The truly massive data sets held by the Googles, the Facebooks and the Apples - and by the GCHQs and the NSAs - are just a few years old. So although they give their owners intensely detailed snapshots of our current behaviour and preferences, the arrow of time runs only a few years back inside them. As Christian Rudder points out in this peppy, accessible book, it's hard to predict how much richer these portraits will become when every living being starts leaving a data trail the moment they're born, and only stops self-recording when they're dead. But even though this new field is only taking its first tentative steps, it's already telling us things that were impossible to know a few years back, in the data dark ages.
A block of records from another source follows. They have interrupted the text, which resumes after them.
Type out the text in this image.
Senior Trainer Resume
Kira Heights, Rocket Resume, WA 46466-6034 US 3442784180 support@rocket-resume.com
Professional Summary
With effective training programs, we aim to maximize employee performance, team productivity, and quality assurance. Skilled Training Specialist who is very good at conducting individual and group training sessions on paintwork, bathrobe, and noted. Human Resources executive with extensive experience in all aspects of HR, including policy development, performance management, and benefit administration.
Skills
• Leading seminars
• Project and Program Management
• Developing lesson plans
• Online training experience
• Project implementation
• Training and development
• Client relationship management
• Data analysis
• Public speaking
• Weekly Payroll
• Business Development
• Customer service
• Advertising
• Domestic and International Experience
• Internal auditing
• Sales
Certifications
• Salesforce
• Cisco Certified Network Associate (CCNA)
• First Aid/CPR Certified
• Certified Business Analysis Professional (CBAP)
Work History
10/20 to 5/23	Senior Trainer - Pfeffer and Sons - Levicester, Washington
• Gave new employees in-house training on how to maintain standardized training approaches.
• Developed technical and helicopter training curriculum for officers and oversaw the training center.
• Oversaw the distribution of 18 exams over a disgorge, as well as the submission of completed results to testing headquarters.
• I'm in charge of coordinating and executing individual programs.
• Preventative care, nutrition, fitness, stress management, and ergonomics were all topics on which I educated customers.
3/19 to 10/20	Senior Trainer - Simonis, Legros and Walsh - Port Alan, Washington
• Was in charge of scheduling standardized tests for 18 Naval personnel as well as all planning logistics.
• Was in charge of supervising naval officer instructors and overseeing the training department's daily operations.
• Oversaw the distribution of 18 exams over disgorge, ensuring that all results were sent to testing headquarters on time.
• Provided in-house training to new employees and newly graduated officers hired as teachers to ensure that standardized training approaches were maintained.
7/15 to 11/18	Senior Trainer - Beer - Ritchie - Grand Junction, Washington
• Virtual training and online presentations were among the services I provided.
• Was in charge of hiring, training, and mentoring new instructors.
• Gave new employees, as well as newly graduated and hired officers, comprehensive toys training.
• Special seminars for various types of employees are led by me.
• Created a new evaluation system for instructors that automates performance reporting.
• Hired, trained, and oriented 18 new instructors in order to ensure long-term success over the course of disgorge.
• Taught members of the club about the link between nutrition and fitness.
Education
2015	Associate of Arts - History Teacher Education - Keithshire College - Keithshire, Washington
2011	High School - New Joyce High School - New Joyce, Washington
Rudder is better positioned than most to understand this. As the top data wonk at dating site OK Cupid, he has unfettered access to one of the world's largest databases of human emotions and desires. He uses this book – which is a refined and beautifully-designed expansion on a popular blog - to share a few dozen striking insights that, between them, enrich our understanding of how we relate to one another; how we hold ourselves apart; and who we are in our own right. His insight are about people as an aggregate mass, not as individuals. This book contains none of those homey anecdotes every other popular science book uses to bring its subject to life. It's uncompromisingly about the data; but the stories it tells are all the more powerful for illustrating things that are common to us all - or at least to very large cohorts of us - rather than what sets each of us apart. 

To show how this works, here's one of Rudder's findings about our preferences for romantic partners. It's a great example of a thing we might believe intuitively, but would never have been able to prove until hundreds of thousands of people all choose to log their most intimate feelings on a website called OK Cupid. On the site, as in so many aspects of life, people give each other a star rating for appeal, out of 5. As you'd expect, some people get consistently high ratings, some consistency mediocre, and some just bad. Such is life. But in his second chapter, Rudder concentrates instead on those people who divide opinion - those whose star ratings show the highest variance. In other words, those who people disagree about most. 

He compares the most consistently highly-scoring straight women* against those women with the most diverse scores - the highest variance - and looks at how many messages are straight men send to these women. This metric - messages sent - is a more reliable measure of romantic interest than stated preference. It leads to dates and to, you know, the other thing. What's fascinating is that it's the uncontroversially attractive women are not the ones who get the most action. The opinion-dividers reliably outperform them every time - by a factor of 10%.

I think there's something profound going on here. To be, as the French say, jolie laide - beautifully ugly - seems to inspire the greatest passion in others. These men who are voting with their feet - or with some other part of their anatomy - for women with the highest variance of attractiveness must on some level be feeling: She is the one for me. Specifically for me, and for nobody else. After all, who wants what everyone else wants? That's just so generic.

I suspect this applies to other passions, too. If I look at the Amazon rating for the last book I reviewed here, the extraordinary Dept. of Speculation by Jenny Offill, I see it has a rating of only 3.4 out of 5. Which is just bonkers, in my humble opinion. But look how these ratings are distributed:

That is a pretty good example of variance. Some people evidently hated it. And yet this is the book I've had more people passionately recommend to me than any other in at least a year.  

Could it be that with fiction, as with sex, we save our greatest passions for the most obscure objects of our desire?

* If the bare reporting of the male gaze makes you uneasy, that's kind of the point. The book, like data analytics, takes no position, it simply reports; but of course its impossible to separate this kind of analysis from the gender political baggage that comes when a man rates a woman for attractiveness. Rest assured, though: although this example is about straight males rating straight females, the book also contains a wealth of equally unstinting data provided by people with a raft of other sexual preferences.